Modeling and then Realizing a Restoration of Stem Cell Activity in the Brain
Every month sees the passage of a great many papers describing the computational modeling of cells, protein biochemistry, tissue function, and so forth. All too few of those efforts go any further, moving into real cells and tissues in order to test predictions. Here, it is pleasant to see a group of researchers doing just that and obtaining promising results that add to the growing body of work regarding loss of stem cell activity with age, and means to at least partially reverse that loss. We all have the intuition that, yes of course greatly improved computational capacity has to be helping scientific initiatives move towards rejuvenation in some way, but good demonstrations of real progress remain all too thin on the ground. We are afloat in computational capacity in this modern, connected age, but effective use of those countless processing cycles is quite the different topic.
Researchers have been able to rejuvenate stem cells in the brain of aging mice. The revitalised stem cells improve the regeneration of injured or diseased areas in the brain of old mice. The researchers expect that their approach will provide fresh impetus in regenerative medicine and facilitate the development of stem cell therapies. In order to create as accurate as possible computational models of stem cell behaviour, researchers applied a novel approach. "Stem cells live in a niche where they constantly interact with other cells and extra-cellular components. It is extremely difficult to model such a plethora of complex molecular interactions on the computer. So we shifted perspective.

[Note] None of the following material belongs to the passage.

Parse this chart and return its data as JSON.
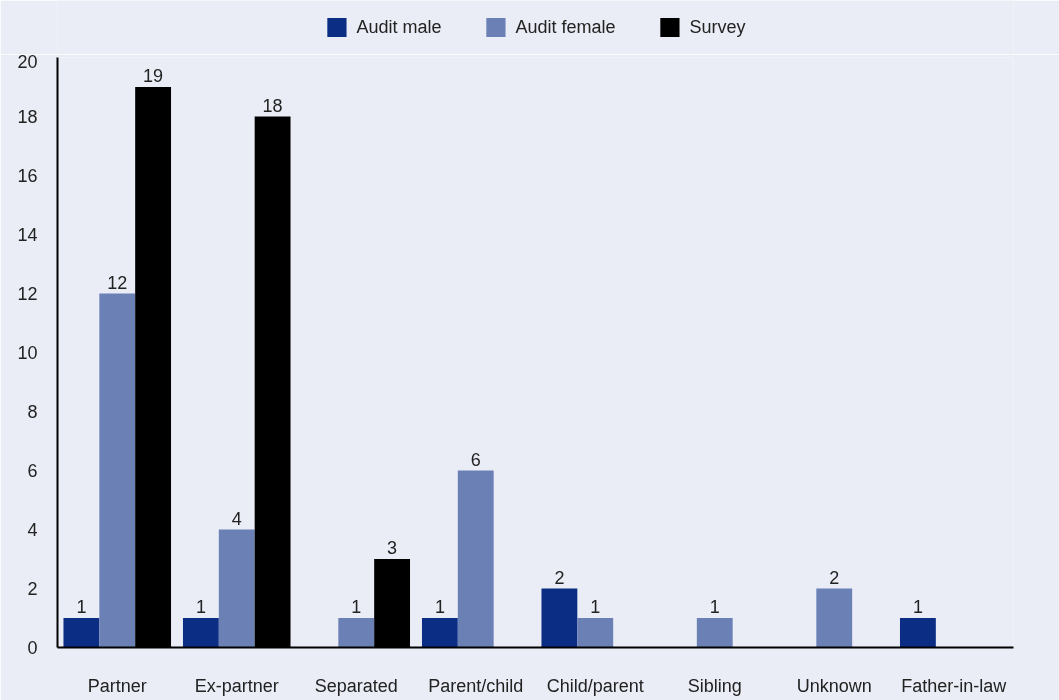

We stopped thinking about what external factors were affecting the stem cells, and started thinking about what the internal state of a stem cell would be like in its precisely defined niche."
The novel approach led to in a new computational model. "Our model can determine which proteins are responsible for the functional state of a given stem cell in its niche - meaning whether it will divide or remain in a state of quiescence. Our model relies on the information about which genes are being transcribed. Modern cell biology technologies enable profiling of gene expression at single cell resolution." From their computational model, researchers identified a molecule called sFRP5 that keeps the neuronal stem cells inactive in old mice, and prevents proliferation by blocking the Wnt pathway crucial for cell differentiation.
Studying stem cells first in a dish and then later directly in mice, a collaborating team then experimentally validated the computational prediction. When neutralising the action of sFRP5, quiescent stem cells did indeed start proliferating more actively. Thus, they were available again to be recruited for the regeneration processes in the aging brain. "With the deactivation of sFRP5, the cells undergo a kind of rejuvenation. As a result, the ratio of active to dormant stem cells in the brain of old mice becomes almost as favourable as in young animals."